A Charles Sturt University (CSU) law and fraud experts says that it’s no secret that US law enforcement and regulators have gone soft on Wall Street executives and others at the centre of the global financial crisis (GFC), and he warns that failure to prosecute creates no disincentives for committing fraud or white-collar crime.
“In fact, cases brought by the US Securities and Exchange Commission against firms involved in creating the toxic securities that hurtled the US and world economies to near ruin rarely name executives as defendants,” said Dr Hugh McDermott, senior lecturer in law enforcement at the CSU Australian Graduate School of Policing
in Manly. He cites a recent settlement with US bank JP Morgan Chase for wrongly selling a mortgage security that went bad.
“ Remember the dark days for corporate America after the tech and Internet bubble burst in 2000?” Dr McDermott asks. “In the following years, senior executives from Enron, WorldCom, Tyco, Adelphia, Rite Aid, and ImClone were convicted and imprisoned for their roles in scamming investors. Those executives did the crimes, then they did the time.
“Not so in the aftermath of the global financial crisis. It’s been three years since the US government had to bail out Wall Street after it almost destroyed the global economy, and no prosecution has emerged against a key figure atop any of the banks or mortgage firms. No wonder there are presently mass peoples’ protests in cities across the US against a failed regulatory system and, some would argue, political incompetence.
“But now we know why the law enforcement officials at the US Justice Department and the US Securities and Exchange Commission have gone soft. According to the New York Times, the US Justice Department in 2008 adopted a practice known as ‘deferred prosecution agreements’ as an official alternative to seeing a case go the distance to guilty or not guilty.
“Such agreements mean that if companies decide to cooperate and conduct their own investigations when regulators or law enforcement knock on the door looking for information, the law enforcement authorities can delay or cancel prosecutions if companies promise to change.
“Lawyers for the big banks love the new guidelines. According to the New York Times, one major law firm that represents Wall Street said in a 2008 memo that the policy signalled ‘an important step away from the more aggressive prosecutorial practices seen in some cases under their predecessors’.
“There’s one huge risk to playing ‘gently’ or ‘nicely’ with investment bank ‘sharks’; they’ll simply bite and gnaw and maim again,” Dr McDermott said.
“If you do not punish crimes, there’s really no reason they won’t happen again. By not proceeding with prosecutions it creates no disincentives for committing fraud or white-collar crime, in particular in the financial world.”
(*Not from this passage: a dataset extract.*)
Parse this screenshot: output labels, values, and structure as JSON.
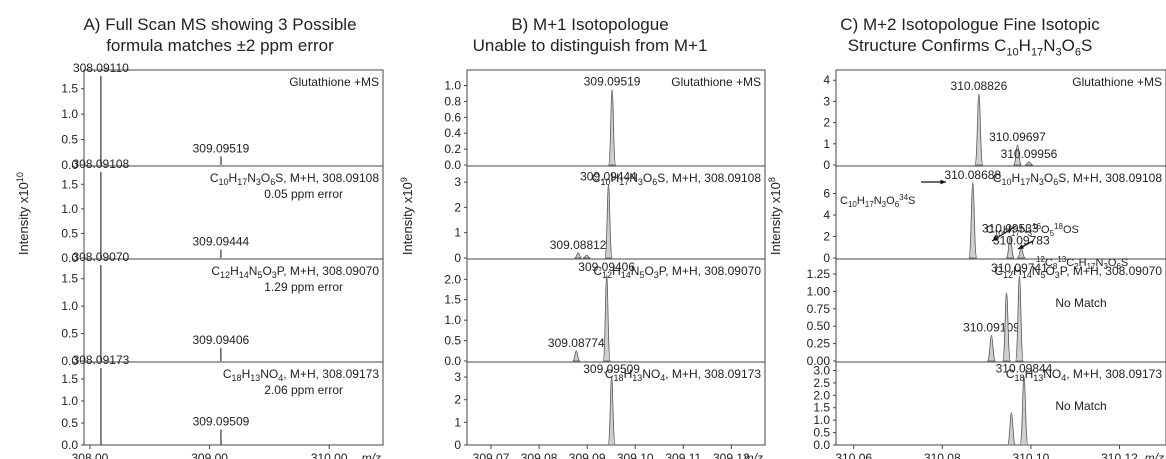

Dr McDermott says that meanwhile, leaders in Washington seem content to dither and split hairs over the all-important issue of making a stock broker a fiduciary.
“A fiduciary is obligated to act in the client’s best interest at all times,” he explained. “Currently, stock brokers sell products under a much less strict standard.
“US Representative Barney Frank (Democrat, Massachusetts) recently said that last year’s financial reform legislation did not intend to ‘encourage’ the US Securities and Exchange Commission to impose on broker-dealers the tougher fiduciary standard that investment advisers must adhere to.
“In other words, it’s not necessary to create a tougher standard of care for Wall Street to meet when it sells products, despite the ruin of the global financial crisis.
“Such news from Washington only emboldens Wall Street sharks to bite - again and again.”